The Unofficial Newsletter of Delphi Users - by Robert Vivrette



Here Thar Be Dragons!

by Clinton R. Johnson - xepol@poboxes.com

Every once in a while, you run across a feature in Delphi that just seems to cause problems.  One such example is the TImageList common control.

True, TImageList IS low on resources, but it comes at a cost: all your images in the TImageList must be of the same dimension.  This is because behind the screens, the TImageList creates a common bitmap.  The common bitmap is allocated with a fixed width (wide enough for 4 images) that can hold a certain number of images tiled vertically.  To add more images to the list, the common bitmap is made longer.  It seems innocent, but several problems appear.

We should all remember the problems that an number of Win3.1 drivers had with large bitmaps?  You can bet that corners were cut on the 95 drivers too.  Lets face it, it is unlikely that the driver designers decided to support a 100,000 scan line bitmap no matter how narrow.  You may get lucky, or you may get a buggy driver.  (I've already run into this problem using large 16 colour images, so it is still haunting us!)
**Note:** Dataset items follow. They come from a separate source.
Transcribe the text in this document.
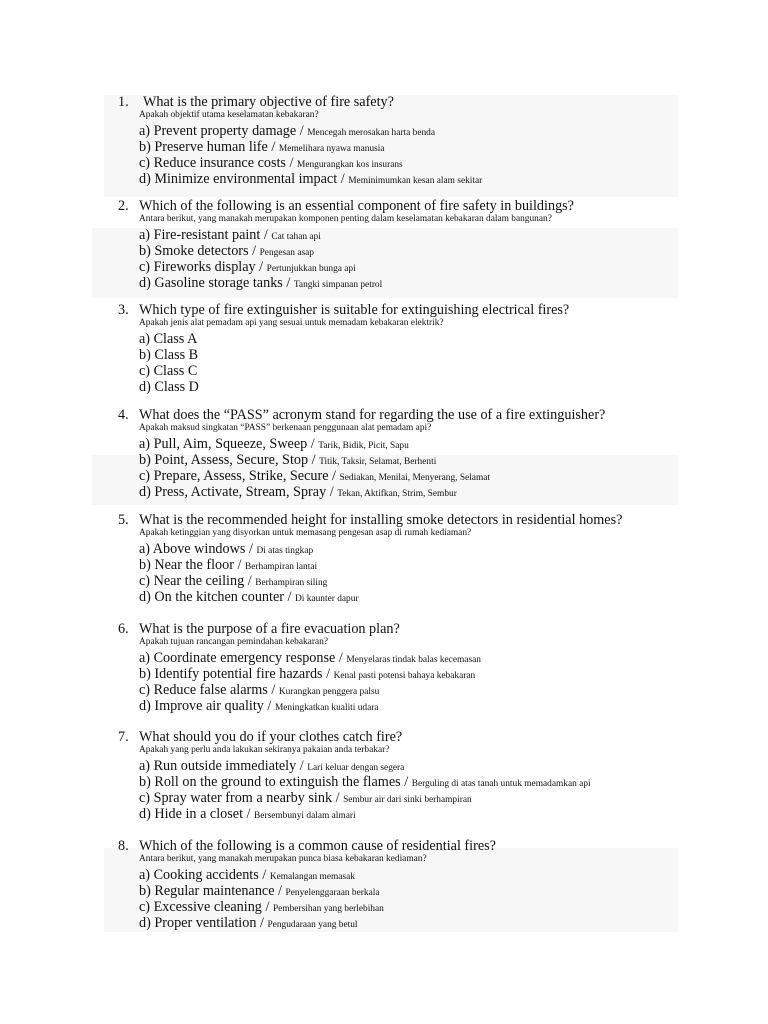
1. What is the primary objective of fire safety?
Apakah objektif utama keselamatan kebakaran?
a) Prevent property damage / Mencegah merosakan harta benda
b) Preserve human life / Memelihara nyawa manusia
c) Reduce insurance costs / Mengurangkan kos insurans
d) Minimize environmental impact / Meminimumkan kesan alam sekitar
2. Which of the following is an essential component of fire safety in buildings?
Antara berikut, yang manakah merupakan komponen penting dalam keselamatan kebakaran dalam bangunan?
a) Fire-resistant paint / Cat tahan api
b) Smoke detectors / Pengesan asap
c) Fireworks display / Pertunjukkan bunga api
d) Gasoline storage tanks / Tangki simpanan petrol
3. Which type of fire extinguisher is suitable for extinguishing electrical fires?
Apakah jenis alat pemadam api yang sesuai untuk memadam kebakaran elektrik?
a) Class A
b) Class B
c) Class C
d) Class D
4. What does the “PASS” acronym stand for regarding the use of a fire extinguisher?
Apakah maksud singkatan “PASS” berkenaan penggunaan alat pemadam api?
a) Pull, Aim, Squeeze, Sweep / Tarik, Bidik, Picit, Sapu
b) Point, Assess, Secure, Stop / Titik, Taksir, Selamat, Berhenti
c) Prepare, Assess, Strike, Secure / Sediakan, Menilai, Menyerang, Selamat
d) Press, Activate, Stream, Spray / Tekan, Aktifkan, Strim, Sembur
5. What is the recommended height for installing smoke detectors in residential homes?
Apakah ketinggian yang disyorkan untuk memasang pengesan asap di rumah kediaman?
a) Above windows / Di atas tingkap
b) Near the floor / Berhampiran lantai
c) Near the ceiling / Berhampiran siling
d) On the kitchen counter / Di kaunter dapur
6. What is the purpose of a fire evacuation plan?
Apakah tujuan rancangan pemindahan kebakaran?
a) Coordinate emergency response / Menyelaras tindak balas kecemasan
b) Identify potential fire hazards / Kenal pasti potensi bahaya kebakaran
c) Reduce false alarms / Kurangkan penggera palsu
d) Improve air quality / Meningkatkan kualiti udara
7. What should you do if your clothes catch fire?
Apakah yang perlu anda lakukan sekiranya pakaian anda terbakar?
a) Run outside immediately / Lari keluar dengan segera
b) Roll on the ground to extinguish the flames / Berguling di atas tanah untuk memadamkan api
c) Spray water from a nearby sink / Sembur air dari sinki berhampiran
d) Hide in a closet / Bersembunyi dalam almari
8. Which of the following is a common cause of residential fires?
Antara berikut, yang manakah merupakan punca biasa kebakaran kediaman?
a) Cooking accidents / Kemalangan memasak
b) Regular maintenance / Penyelenggaraan berkala
c) Excessive cleaning / Pembersihan yang berlebihan
d) Proper ventilation / Pengudaraan yang betul
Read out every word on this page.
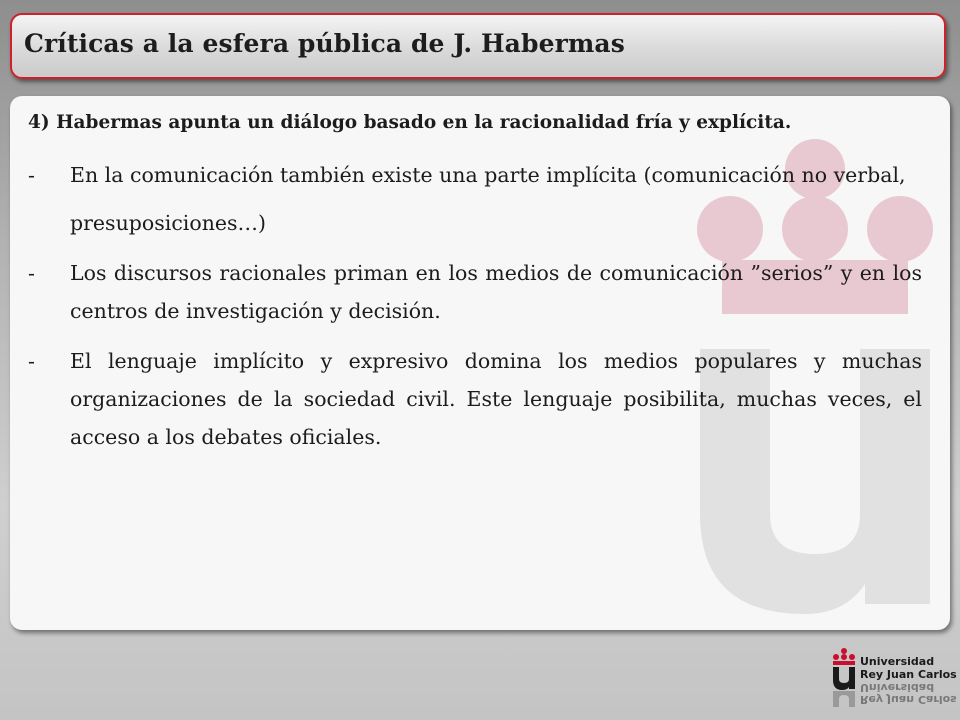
Críticas a la esfera pública de J. Habermas

4) Habermas apunta un diálogo basado en la racionalidad fría y explícita.

- En la comunicación también existe una parte implícita (comunicación no verbal,
presuposiciones…)
- Los discursos racionales priman en los medios de comunicación ”serios” y en los centros de investigación y decisión.
- El lenguaje implícito y expresivo domina los medios populares y muchas organizaciones de la sociedad civil. Este lenguaje posibilita, muchas veces, el acceso a los debates oficiales.
Universidad
Rey Juan Carlos
Rey Juan Carlos
Universidad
Palettes? (read 256 colour images) FORGET IT!  Palettes just aren't supported.  You can't really blame Borland, the documentation does refer to the ability to assign a palette to the common bitmap, but never gets around to mentioning how.  Even if you could assign the common palette, all your images would have to use the common palette to work correctly.

Borland avoids the whole problem by mapping 256 colour images down to 16 colours. True,  High Colour and True Colour images(16 bits or higher) don't need palettes, but in 16 and 256 colour modes, the images are mapped down to 16 colours again.

Delphi 3's implementation does not support unmasked bitmaps correctly.  You can test this by setting the TImageListÆs MASKED property to False.  You can not save the form.  Internally, a second common bitmap is conditionally created based on the MASKED property.  It is a monochrome bitmap that stores the mask used when drawing.  The source of the problem is that the TImageList component ALWAYS expects the mask bitmap to exist when saving to a stream.  This prevents the form from saving or closing in the IDE.  The only work around is in the custom property editor.  When you load your images into the TImageList, you need to change what it selects as the transparent colour to one not used in the image.

I could go on for pages and pages about the problems related to this control, but I think you get the point.  The only condition I would recommend using the TImageList is when you need 16 colour images with transparency, otherwise you would be best advised to avoid it entirely.